378 F2d 10 Moffett v. Union Bank a
378 F.2d 10
Robert S. MOFFETT, Appellant,
The UNION BANK, A California corporation, Appellee.
United States Court of Appeals Ninth Circuit.
May 4, 1967.
A. F. Leoni, Slate & Leoni, Los Angeles, Cal., for appellant.
Myron W. Curzon, Los Angeles, Cal., for appellee.
Before BARNES and JERTBERG, Circuit Judges, and*SMITH, District Judge.
BARNES, Circuit Judge:
Appellant Moffett was engaged in the business of manufacturing and selling insulation under the name of Insul Seal Products, Inc. until December of 1963. He then became employed as "National Franchise Director" of Richburger, Inc., which engages in the franchising and operation of restaurants. His function was that of a promoter, to find suitable locations and secure investors and operators for restaurants. His compensation was a commission based on the results achieved, approximately $500 per week. On occasion Richburger checks, which were signed with the amounts left blank, were delivered to appellant. At least two of these were filled out to cover gambling losses in Las Vegas. Appellant kept no books or records of his income or disbursements.
On March 8, 1965 appellant filed a petition in bankruptcy. He listed assets of $20,363 (all of which he claimed to be exempt) and liabilities of $3,217,065.55. On February 25, 1966 the referee denied him discharge because of his failure to keep records. 11 U.S.C. § 32(c) (2). The referee's determination was affirmed by the district court, and appellant has sought review here. 11 U.S.C. § 47(a).
Section 14(c) of the Bankruptcy Act (11 U.S.C. § 32(c)) provides:
"(c) The court shall grant the discharge unless satisfied that the bankrupt has * * * (2) destroyed, mutilated, falsified, concealed, or failed to keep or preserve books of account or records, from which his financial condition and business transactions might be ascertained, unless the court deems such acts or failure to have been justified under all the circumstances of the case; * * *."
The court below concluded that appellant's failure to keep records was not justified. The accuracy of that conclusion is the sole issue on appeal. We affirm.

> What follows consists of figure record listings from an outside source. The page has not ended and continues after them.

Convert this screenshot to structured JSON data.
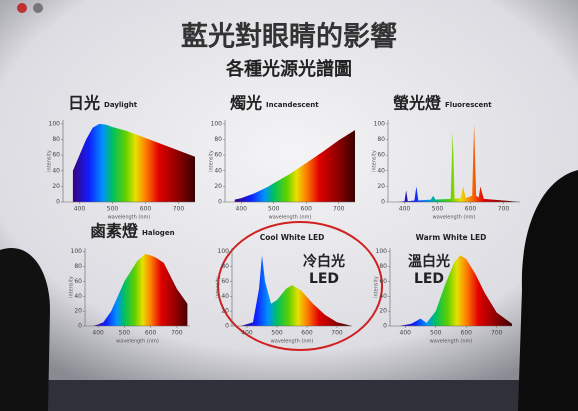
{
  "slide": {
    "title": "藍光對眼睛的影響",
    "subtitle": "各種光源光譜圖"
  },
  "chart_data": [
    {
      "type": "area",
      "title": "日光",
      "subtitle": "Daylight",
      "x_label": "wavelength (nm)",
      "y_label": "intensity",
      "x": [
        380,
        400,
        420,
        440,
        460,
        480,
        500,
        550,
        600,
        650,
        700,
        750
      ],
      "values": [
        40,
        60,
        80,
        95,
        100,
        99,
        96,
        90,
        82,
        74,
        66,
        58
      ],
      "xlim": [
        350,
        750
      ],
      "ylim": [
        0,
        105
      ],
      "xticks": [
        400,
        500,
        600,
        700
      ],
      "yticks": [
        0,
        20,
        40,
        60,
        80,
        100
      ]
    },
    {
      "type": "area",
      "title": "燭光",
      "subtitle": "Incandescent",
      "x_label": "wavelength (nm)",
      "y_label": "intensity",
      "x": [
        380,
        400,
        420,
        440,
        460,
        480,
        500,
        550,
        600,
        650,
        700,
        750
      ],
      "values": [
        3,
        5,
        8,
        11,
        15,
        19,
        24,
        36,
        50,
        64,
        79,
        92
      ],
      "xlim": [
        350,
        750
      ],
      "ylim": [
        0,
        105
      ],
      "xticks": [
        400,
        500,
        600,
        700
      ],
      "yticks": [
        0,
        20,
        40,
        60,
        80,
        100
      ]
    },
    {
      "type": "area",
      "title": "螢光燈",
      "subtitle": "Fluorescent",
      "x_label": "wavelength (nm)",
      "y_label": "intensity",
      "x": [
        380,
        400,
        405,
        410,
        430,
        436,
        442,
        480,
        487,
        494,
        540,
        546,
        552,
        570,
        578,
        585,
        605,
        611,
        617,
        625,
        630,
        640,
        700,
        750
      ],
      "values": [
        0,
        1,
        15,
        1,
        2,
        20,
        2,
        3,
        8,
        3,
        4,
        90,
        4,
        5,
        20,
        5,
        8,
        100,
        8,
        6,
        20,
        4,
        2,
        0
      ],
      "xlim": [
        350,
        750
      ],
      "ylim": [
        0,
        105
      ],
      "xticks": [
        400,
        500,
        600,
        700
      ],
      "yticks": [
        0,
        20,
        40,
        60,
        80,
        100
      ]
    },
    {
      "type": "area",
      "title": "鹵素燈",
      "subtitle": "Halogen",
      "x_label": "wavelength (nm)",
      "y_label": "intensity",
      "x": [
        380,
        400,
        420,
        450,
        500,
        550,
        580,
        600,
        620,
        650,
        700,
        740
      ],
      "values": [
        0,
        2,
        5,
        20,
        60,
        88,
        97,
        95,
        92,
        85,
        50,
        30
      ],
      "xlim": [
        350,
        750
      ],
      "ylim": [
        0,
        105
      ],
      "xticks": [
        400,
        500,
        600,
        700
      ],
      "yticks": [
        0,
        20,
        40,
        60,
        80,
        100
      ]
    },
    {
      "type": "area",
      "title": "Cool White LED",
      "annotation": [
        "冷白光",
        "LED"
      ],
      "x_label": "wavelength (nm)",
      "y_label": "intensity",
      "x": [
        380,
        420,
        440,
        450,
        460,
        480,
        500,
        530,
        550,
        580,
        620,
        660,
        700,
        750
      ],
      "values": [
        0,
        5,
        50,
        95,
        60,
        30,
        35,
        50,
        55,
        48,
        30,
        15,
        5,
        0
      ],
      "xlim": [
        350,
        750
      ],
      "ylim": [
        0,
        105
      ],
      "xticks": [
        400,
        500,
        600,
        700
      ],
      "yticks": [
        0,
        20,
        40,
        60,
        80,
        100
      ]
    },
    {
      "type": "area",
      "title": "Warm White LED",
      "annotation": [
        "溫白光",
        "LED"
      ],
      "x_label": "wavelength (nm)",
      "y_label": "intensity",
      "x": [
        380,
        420,
        450,
        470,
        500,
        530,
        560,
        580,
        600,
        630,
        660,
        700,
        750
      ],
      "values": [
        0,
        3,
        10,
        4,
        20,
        55,
        85,
        95,
        90,
        70,
        45,
        18,
        3
      ],
      "xlim": [
        350,
        750
      ],
      "ylim": [
        0,
        105
      ],
      "xticks": [
        400,
        500,
        600,
        700
      ],
      "yticks": [
        0,
        20,
        40,
        60,
        80,
        100
      ]
    }
  ]
}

Primarily the duty to keep records is measured by what is necessary to ascertain the bankrupt's financial status. See Burchett v. Myers, 202 F.2d 920, 926 (9th Cir. 1953), In re Gentile, 123 F. Supp. 723 (W.D.Ky.1954), In re La Belle, 112 F.Supp. 447, 450 (S.D.Calif.1953). The key factor to consider in regard to the duty to keep books is the complexity of the matters and transactions which would be recorded. See Baker v. Trachman, 244 F.2d 18 (2d Cir. 1957).
We note that appellant's earnings from his employer were measured by the results he achieved and therefore fluctuated. Such a circumstance, where the wages are not fixed in amount, together with other substantial activities (here gambling), militates in favor of the requirement of keeping records. See Karr v. Marshall, 262 F.2d 358 (2d Cir. 1959). The circumstances of this case are such that, absent records kept by the bankrupt, there would be no reliable way of ascertaining his financial condition. His earnings were erratic, including $3,417.00 in one eight day period. Indeed, the facts call into question the records of the employer since it was undenied that two checks issued to appellant were entered into the employer's books with erroneous figures.1
The burden was upon the objector to show that the records kept by the bankrupt were inadequate. This it did. The burden was then upon the bankrupt to show that the circumstances justified the failure to keep adequate records. Gunzburg v. Johannesen, 300 F. 2d 40 (5th Cir. 1962), Baker v. Trachman, supra. The bankrupt failed to carry this burden before the referee, and we cannot say that the referee's determination was clearly erroneous. Rule 52(a), Fed.R.Civ.P.